Cartmell was one of several speakers invited to speak before the Rotarians, to help kick off the service club’s Canstruction food and money fundraising project for both local food banks.
In its second year last fall, Canstruction raised 22,000 cans of food, collected by participants who used the donated cans their teams raised to create works of art and engineering creativity at Orchard Park shopping centre. This year, Rotary hopes to collect 30,000 cans and $5,000 in cash donations.
Grade 6 and 7 students at Dorothea Walker Elementary School embraced the contest last year, fundraising to collect the canned good donations and then using those cans for an artistic creation that won them several Canstruction awards.
“There is a significant need in our community to help low-income children and families with good nutrition. This competition gives businesses and organizations the opportunity to strengthen their team-building while supporting a good cause,” said Dorothea Walker teacher Russ Bischoff who helped spearhead last year’s effort among his students.
And the students are back again this year to participate in this year’s Canstruction event, setting the standard by which other organizations and businesses can and should measure themselves.
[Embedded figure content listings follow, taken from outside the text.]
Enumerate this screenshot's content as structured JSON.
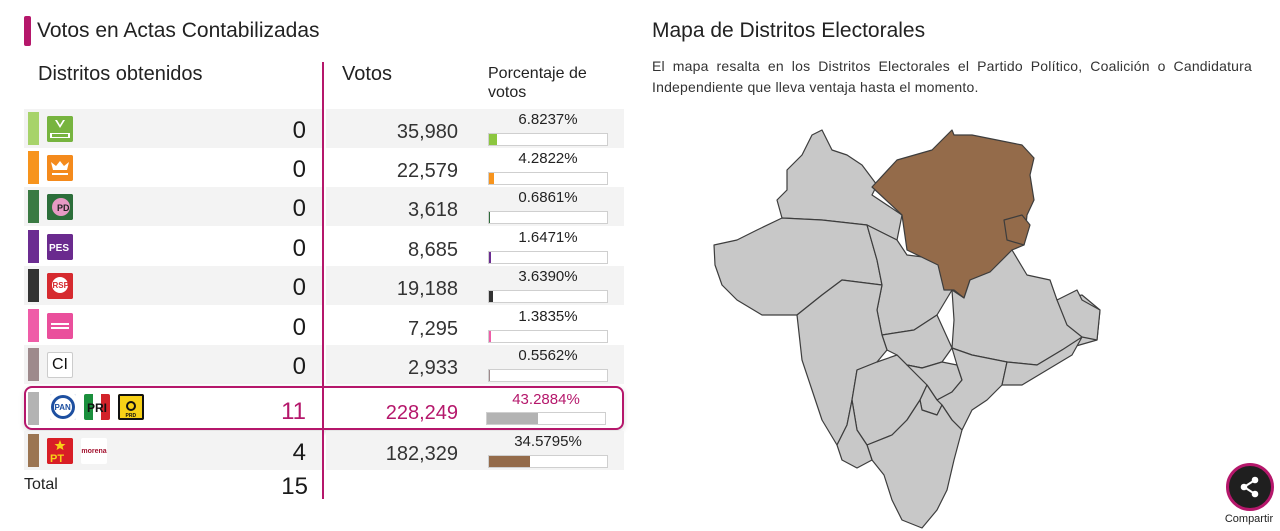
{
  "results": {
    "title": "Votos en Actas Contabilizadas",
    "col_districts": "Distritos obtenidos",
    "col_votes": "Votos",
    "col_percent": "Porcentaje de votos",
    "accent_color": "#b5176b",
    "parties": [
      {
        "logos": [
          "VERDE"
        ],
        "stripe_color": "#a7d36a",
        "districts": "0",
        "votes": "35,980",
        "percent": "6.8237%",
        "percent_value": 6.8237,
        "bar_color": "#8cc63f"
      },
      {
        "logos": [
          "MC"
        ],
        "stripe_color": "#f7941d",
        "districts": "0",
        "votes": "22,579",
        "percent": "4.2822%",
        "percent_value": 4.2822,
        "bar_color": "#f7941d"
      },
      {
        "logos": [
          "PD"
        ],
        "stripe_color": "#3a7a43",
        "districts": "0",
        "votes": "3,618",
        "percent": "0.6861%",
        "percent_value": 0.6861,
        "bar_color": "#2f6b3a"
      },
      {
        "logos": [
          "PES"
        ],
        "stripe_color": "#6b2c91",
        "districts": "0",
        "votes": "8,685",
        "percent": "1.6471%",
        "percent_value": 1.6471,
        "bar_color": "#6b2c91"
      },
      {
        "logos": [
          "RSP"
        ],
        "stripe_color": "#333333",
        "districts": "0",
        "votes": "19,188",
        "percent": "3.6390%",
        "percent_value": 3.639,
        "bar_color": "#333333"
      },
      {
        "logos": [
          "FXM"
        ],
        "stripe_color": "#ef5da8",
        "districts": "0",
        "votes": "7,295",
        "percent": "1.3835%",
        "percent_value": 1.3835,
        "bar_color": "#ef5da8"
      },
      {
        "logos": [
          "CI"
        ],
        "stripe_color": "#9e8a8c",
        "districts": "0",
        "votes": "2,933",
        "percent": "0.5562%",
        "percent_value": 0.5562,
        "bar_color": "#9e8a8c"
      },
      {
        "logos": [
          "PAN",
          "PRI",
          "PRD"
        ],
        "stripe_color": "#b3b3b3",
        "districts": "11",
        "votes": "228,249",
        "percent": "43.2884%",
        "percent_value": 43.2884,
        "bar_color": "#b3b3b3",
        "winner": true
      },
      {
        "logos": [
          "PT",
          "morena"
        ],
        "stripe_color": "#9b7552",
        "districts": "4",
        "votes": "182,329",
        "percent": "34.5795%",
        "percent_value": 34.5795,
        "bar_color": "#946b4a"
      }
    ],
    "total_label": "Total",
    "total_value": "15"
  },
  "map": {
    "title": "Mapa de Distritos Electorales",
    "description": "El mapa resalta en los Distritos Electorales el Partido Político, Coalición o Candidatura Independiente que lleva ventaja hasta el momento.",
    "colors": {
      "coalition": "#c8c8c8",
      "morena_pt": "#946b4a"
    }
  },
  "share": {
    "label": "Compartir"
  }
}
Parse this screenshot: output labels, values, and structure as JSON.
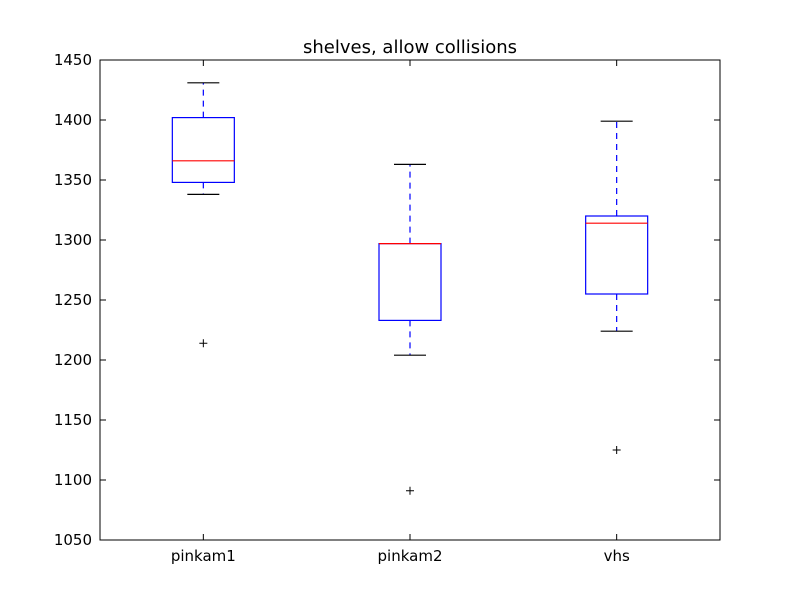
{
  "chart_data": {
    "type": "box",
    "title": "shelves, allow collisions",
    "xlabel": "",
    "ylabel": "",
    "ylim": [
      1050,
      1450
    ],
    "yticks": [
      1050,
      1100,
      1150,
      1200,
      1250,
      1300,
      1350,
      1400,
      1450
    ],
    "categories": [
      "pinkam1",
      "pinkam2",
      "vhs"
    ],
    "boxes": [
      {
        "category": "pinkam1",
        "whisker_low": 1338,
        "q1": 1348,
        "median": 1366,
        "q3": 1402,
        "whisker_high": 1431,
        "outliers": [
          1214
        ]
      },
      {
        "category": "pinkam2",
        "whisker_low": 1204,
        "q1": 1233,
        "median": 1297,
        "q3": 1297,
        "whisker_high": 1363,
        "outliers": [
          1091
        ]
      },
      {
        "category": "vhs",
        "whisker_low": 1224,
        "q1": 1255,
        "median": 1314,
        "q3": 1320,
        "whisker_high": 1399,
        "outliers": [
          1125
        ]
      }
    ],
    "grid": false,
    "colors": {
      "box": "#0000ff",
      "median": "#ff0000",
      "whisker_cap": "#000000",
      "flier": "#000000"
    }
  }
}
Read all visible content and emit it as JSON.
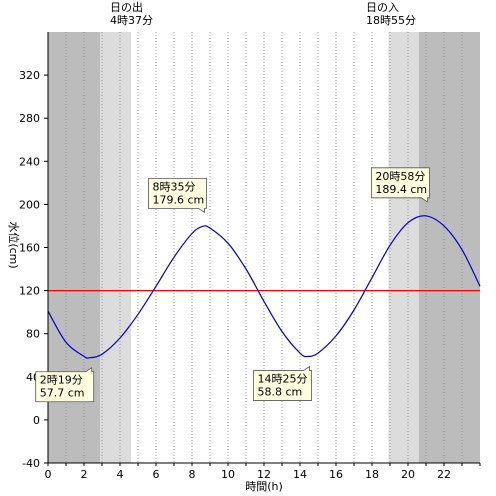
{
  "chart_data": {
    "type": "line",
    "xlabel": "時間(h)",
    "ylabel": "水位(cm)",
    "xlim": [
      0,
      24
    ],
    "ylim": [
      -40,
      360
    ],
    "x_ticks": [
      0,
      2,
      4,
      6,
      8,
      10,
      12,
      14,
      16,
      18,
      20,
      22
    ],
    "y_ticks": [
      -40,
      0,
      40,
      80,
      120,
      160,
      200,
      240,
      280,
      320
    ],
    "grid": "vertical dotted every hour",
    "reference_line": {
      "value": 120,
      "color": "#ff0000"
    },
    "sunrise": {
      "label": "日の出",
      "time_label": "4時37分",
      "hour": 4.617
    },
    "sunset": {
      "label": "日の入",
      "time_label": "18時55分",
      "hour": 18.917
    },
    "twilight_before_sunrise": [
      2.9,
      4.617
    ],
    "twilight_after_sunset": [
      18.917,
      20.6
    ],
    "extremes": [
      {
        "kind": "low",
        "hour": 2.317,
        "value": 57.7,
        "time_label": "2時19分",
        "value_label": "57.7 cm"
      },
      {
        "kind": "high",
        "hour": 8.583,
        "value": 179.6,
        "time_label": "8時35分",
        "value_label": "179.6 cm"
      },
      {
        "kind": "low",
        "hour": 14.417,
        "value": 58.8,
        "time_label": "14時25分",
        "value_label": "58.8 cm"
      },
      {
        "kind": "high",
        "hour": 20.967,
        "value": 189.4,
        "time_label": "20時58分",
        "value_label": "189.4 cm"
      }
    ],
    "series": [
      {
        "color": "#0000cc",
        "x": [
          0,
          1,
          2,
          2.317,
          3,
          4,
          5,
          6,
          7,
          8,
          8.583,
          9,
          10,
          11,
          12,
          13,
          14,
          14.417,
          15,
          16,
          17,
          18,
          19,
          20,
          20.967,
          22,
          23,
          24
        ],
        "y": [
          101,
          72,
          59,
          57.7,
          61,
          76,
          98,
          124,
          151,
          173,
          179.6,
          178,
          164,
          140,
          110,
          82,
          62,
          58.8,
          62,
          78,
          102,
          132,
          162,
          183,
          189.4,
          180,
          158,
          124
        ]
      }
    ]
  },
  "colors": {
    "night": "#bcbcbc",
    "twilight": "#dcdcdc",
    "day": "#ffffff",
    "bubble_fill": "#ffffe0"
  }
}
Rotarian Robin Smith said he hopes up to 10 teams will take part this year, which will take place Feb. 6 to 13 next year at Orchard Park mall.
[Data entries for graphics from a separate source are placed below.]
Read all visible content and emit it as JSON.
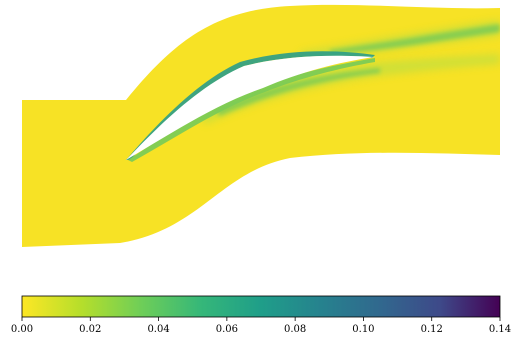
{
  "figure": {
    "colormap": "viridis_r",
    "colorbar": {
      "min": 0.0,
      "max": 0.14,
      "orientation": "horizontal",
      "ticks": [
        "0.00",
        "0.02",
        "0.04",
        "0.06",
        "0.08",
        "0.10",
        "0.12",
        "0.14"
      ],
      "stops": [
        {
          "offset": 0.0,
          "color": "#fde725"
        },
        {
          "offset": 0.125,
          "color": "#b5de2b"
        },
        {
          "offset": 0.25,
          "color": "#6ece58"
        },
        {
          "offset": 0.375,
          "color": "#35b779"
        },
        {
          "offset": 0.5,
          "color": "#1f9e89"
        },
        {
          "offset": 0.625,
          "color": "#26828e"
        },
        {
          "offset": 0.75,
          "color": "#31688e"
        },
        {
          "offset": 0.875,
          "color": "#3e4989"
        },
        {
          "offset": 1.0,
          "color": "#440154"
        }
      ]
    },
    "colors": {
      "background_field": "#f7e225",
      "wake_light": "#c9df3a",
      "wake_mid": "#7ccb55",
      "wake_dark": "#2a9d8a",
      "blade_gap": "#ffffff"
    }
  }
}
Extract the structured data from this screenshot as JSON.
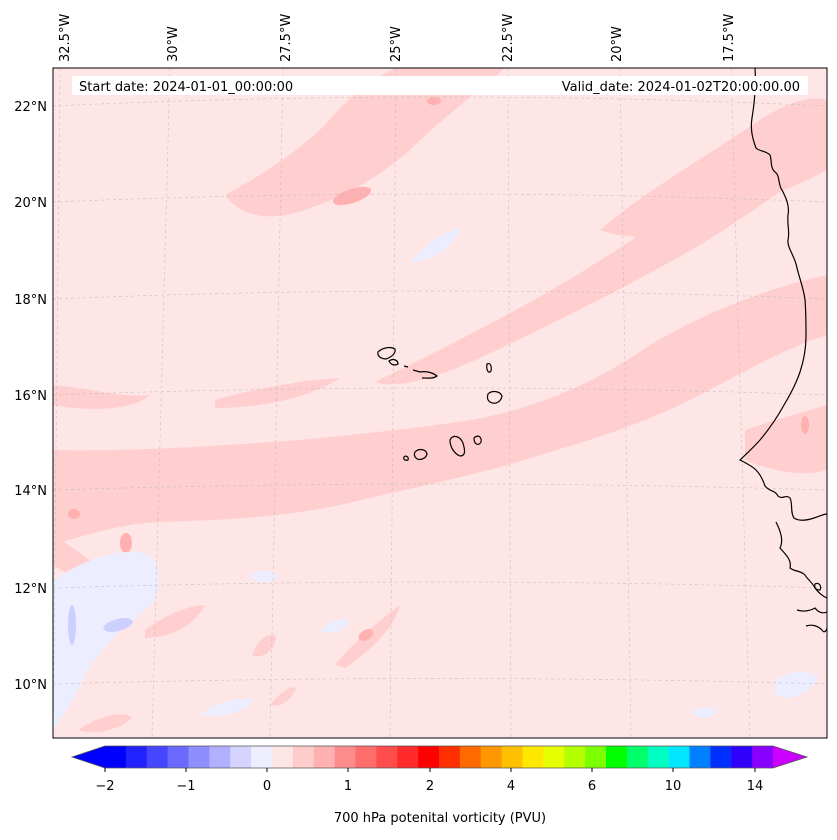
{
  "header": {
    "start_date": "Start date: 2024-01-01_00:00:00",
    "valid_date": "Valid_date: 2024-01-02T20:00:00.00"
  },
  "map": {
    "lon_labels": [
      "32.5°W",
      "30°W",
      "27.5°W",
      "25°W",
      "22.5°W",
      "20°W",
      "17.5°W"
    ],
    "lat_labels": [
      "22°N",
      "20°N",
      "18°N",
      "16°N",
      "14°N",
      "12°N",
      "10°N"
    ],
    "background_color": "#ffe6e6",
    "band_color": "#ffcfcf",
    "spot_color": "#ffb0b0",
    "negative_color": "#eceeff",
    "negative_strong_color": "#ccd0ff",
    "coastline_color": "#000000"
  },
  "colorbar": {
    "label": "700 hPa potenital vorticity (PVU)",
    "tick_labels": [
      "−2",
      "−1",
      "0",
      "1",
      "2",
      "4",
      "6",
      "10",
      "14"
    ],
    "colors": [
      "#0000ff",
      "#2222ff",
      "#4646ff",
      "#6a6aff",
      "#8e8eff",
      "#b0b0ff",
      "#d4d4ff",
      "#eeeeff",
      "#ffe6e6",
      "#ffcccc",
      "#ffb0b0",
      "#ff8c8c",
      "#ff6c6c",
      "#ff4c4c",
      "#ff2a2a",
      "#ff0000",
      "#ff3000",
      "#ff6a00",
      "#ff9800",
      "#ffc000",
      "#ffe800",
      "#e6ff00",
      "#b4ff00",
      "#7cff00",
      "#00ff00",
      "#00ff6a",
      "#00ffc0",
      "#00e6ff",
      "#0080ff",
      "#0030ff",
      "#3000ff",
      "#8800ff"
    ],
    "extend_min_color": "#0000ff",
    "extend_max_color": "#cc00ff"
  }
}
The Canstruction idea originally started in New York City as architects and engineers got together to come up with an idea to give something back to their city, to help those in need.
From that desire evolved Canstruction, combining the elements of fundraising and collecting food donations for people in need while fullfilling their own creative challenge to create an engineering artistic marvel from food cans that will capture the public’s interest and raise awareness about people needing food bank support.
As Cartmell noted, food banks offer a helping hand up for people trying to navigate through a crisis in their lives. “We’re not there to help people for the next 30 years, but to help them through a difficult crisis at a given point in their lives,” he said, something that all of us are able to avoid often out of sheer luck and a support system of family and friends that many people can’t count on.